NASA—LaRC, Hampton, VA
3TEX, Inc., NC State Centennial Campus, Raleigh, NC
College of William and Mary, Williamsburg, VA
A trans-laminar-reinforced (TLR) composite may be defined as a composite laminate with up to 5% volume of fibrous reinforcement oriented in a translaminar or through-thickness direction. The TLR can be continuous threads as in stitched laminates, or it can be discontinuous rods or pins as in Z-fiber materials. These materials may be considered a subset of 3D composites, with the distinction that the material structure is a simple layered structure with only a few percent volume of reinforcement through-the-thickness. It has been repeatedly documented in the literature that adding either type of TLR to an otherwise two-dimensional laminate results in the following advantages: substantially improved compression-after-impact response, considerably increased fracture toughness in Mode I (double cantilever beam) and Mode II (end notch flexure), and severely restricted size and growth of impact damage and edge delamination.
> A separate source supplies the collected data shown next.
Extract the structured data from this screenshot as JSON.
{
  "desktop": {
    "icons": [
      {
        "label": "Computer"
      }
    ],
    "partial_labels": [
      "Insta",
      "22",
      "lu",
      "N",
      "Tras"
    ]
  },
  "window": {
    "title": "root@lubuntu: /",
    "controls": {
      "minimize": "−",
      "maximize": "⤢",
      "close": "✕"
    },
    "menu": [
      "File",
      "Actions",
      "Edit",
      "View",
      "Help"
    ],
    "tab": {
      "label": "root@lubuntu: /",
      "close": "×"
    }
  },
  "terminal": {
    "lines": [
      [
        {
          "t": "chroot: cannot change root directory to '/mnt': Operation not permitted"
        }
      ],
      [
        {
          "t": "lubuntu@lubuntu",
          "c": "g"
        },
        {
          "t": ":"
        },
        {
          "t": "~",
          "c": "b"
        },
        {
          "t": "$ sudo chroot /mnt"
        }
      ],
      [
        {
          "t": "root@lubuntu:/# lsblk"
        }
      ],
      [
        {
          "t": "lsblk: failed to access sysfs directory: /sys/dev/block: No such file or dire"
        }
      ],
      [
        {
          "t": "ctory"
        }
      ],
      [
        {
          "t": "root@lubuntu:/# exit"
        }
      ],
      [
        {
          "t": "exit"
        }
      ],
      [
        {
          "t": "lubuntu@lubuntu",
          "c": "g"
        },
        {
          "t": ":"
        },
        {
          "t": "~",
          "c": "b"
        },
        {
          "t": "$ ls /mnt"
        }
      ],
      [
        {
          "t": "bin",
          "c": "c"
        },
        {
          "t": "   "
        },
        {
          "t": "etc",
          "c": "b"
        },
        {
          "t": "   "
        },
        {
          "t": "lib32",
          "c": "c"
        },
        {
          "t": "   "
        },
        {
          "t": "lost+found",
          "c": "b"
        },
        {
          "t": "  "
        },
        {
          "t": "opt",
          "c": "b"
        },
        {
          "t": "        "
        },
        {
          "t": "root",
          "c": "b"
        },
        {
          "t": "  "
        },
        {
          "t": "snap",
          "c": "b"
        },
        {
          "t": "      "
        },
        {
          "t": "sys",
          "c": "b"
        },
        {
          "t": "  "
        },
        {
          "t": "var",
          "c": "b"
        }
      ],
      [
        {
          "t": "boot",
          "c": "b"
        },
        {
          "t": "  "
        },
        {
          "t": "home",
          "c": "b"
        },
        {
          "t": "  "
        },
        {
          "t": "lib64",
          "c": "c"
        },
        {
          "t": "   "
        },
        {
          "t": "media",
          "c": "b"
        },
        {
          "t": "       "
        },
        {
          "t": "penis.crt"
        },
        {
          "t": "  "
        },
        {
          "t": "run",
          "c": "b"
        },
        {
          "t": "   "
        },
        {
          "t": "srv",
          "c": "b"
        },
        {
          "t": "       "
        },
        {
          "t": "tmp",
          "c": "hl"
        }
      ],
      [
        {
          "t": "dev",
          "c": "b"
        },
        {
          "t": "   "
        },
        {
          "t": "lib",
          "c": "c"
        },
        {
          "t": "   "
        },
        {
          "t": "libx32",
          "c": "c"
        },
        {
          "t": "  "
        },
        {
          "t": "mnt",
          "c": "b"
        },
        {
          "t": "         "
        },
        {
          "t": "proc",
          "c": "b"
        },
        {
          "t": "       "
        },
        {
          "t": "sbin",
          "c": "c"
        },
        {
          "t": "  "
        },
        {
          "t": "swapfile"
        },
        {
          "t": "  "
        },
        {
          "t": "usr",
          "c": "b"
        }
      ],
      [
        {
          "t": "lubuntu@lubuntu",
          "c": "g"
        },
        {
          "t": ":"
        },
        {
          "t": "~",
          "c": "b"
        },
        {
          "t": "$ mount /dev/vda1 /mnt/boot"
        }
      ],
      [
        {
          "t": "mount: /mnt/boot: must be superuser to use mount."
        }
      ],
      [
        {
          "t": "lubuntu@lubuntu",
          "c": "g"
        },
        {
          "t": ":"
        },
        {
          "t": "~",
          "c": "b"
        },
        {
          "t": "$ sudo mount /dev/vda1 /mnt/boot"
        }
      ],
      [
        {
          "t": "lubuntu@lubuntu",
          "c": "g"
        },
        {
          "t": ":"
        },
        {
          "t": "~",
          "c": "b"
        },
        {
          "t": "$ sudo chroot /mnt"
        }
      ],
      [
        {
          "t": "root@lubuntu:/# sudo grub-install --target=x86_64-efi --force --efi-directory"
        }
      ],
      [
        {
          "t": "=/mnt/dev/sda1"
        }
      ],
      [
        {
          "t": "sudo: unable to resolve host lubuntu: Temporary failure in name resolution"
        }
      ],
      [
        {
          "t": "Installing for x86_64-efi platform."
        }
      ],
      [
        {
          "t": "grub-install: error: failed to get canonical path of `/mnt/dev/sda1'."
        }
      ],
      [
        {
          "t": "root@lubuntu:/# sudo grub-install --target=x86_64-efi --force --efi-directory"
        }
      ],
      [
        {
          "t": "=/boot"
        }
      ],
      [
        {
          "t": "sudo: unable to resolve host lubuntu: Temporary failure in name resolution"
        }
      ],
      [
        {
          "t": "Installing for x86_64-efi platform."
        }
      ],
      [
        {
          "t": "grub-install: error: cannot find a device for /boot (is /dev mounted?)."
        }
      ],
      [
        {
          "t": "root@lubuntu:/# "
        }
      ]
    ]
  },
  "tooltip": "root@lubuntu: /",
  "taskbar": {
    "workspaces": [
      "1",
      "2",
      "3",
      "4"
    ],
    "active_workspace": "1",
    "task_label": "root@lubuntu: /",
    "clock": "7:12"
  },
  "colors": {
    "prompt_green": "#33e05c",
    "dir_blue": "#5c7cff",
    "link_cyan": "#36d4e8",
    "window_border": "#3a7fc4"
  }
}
TLR has also been used to eliminate catastrophic stiffener disbonding in stiffened structures, and in cocured structures it may be used as a substitute for mechanical fasteners. TLR directly protects the Achilles’ heel of laminated composites, that is, delamination. As little as 1% volume of TLR significantly alters the mechanical response of laminates. While there is a significant volume of literature, which is reviewed in this paper, there is still a very incomplete understanding of the mechanisms and parameters affecting those mechanisms responsible for the significant changes in the laminate response.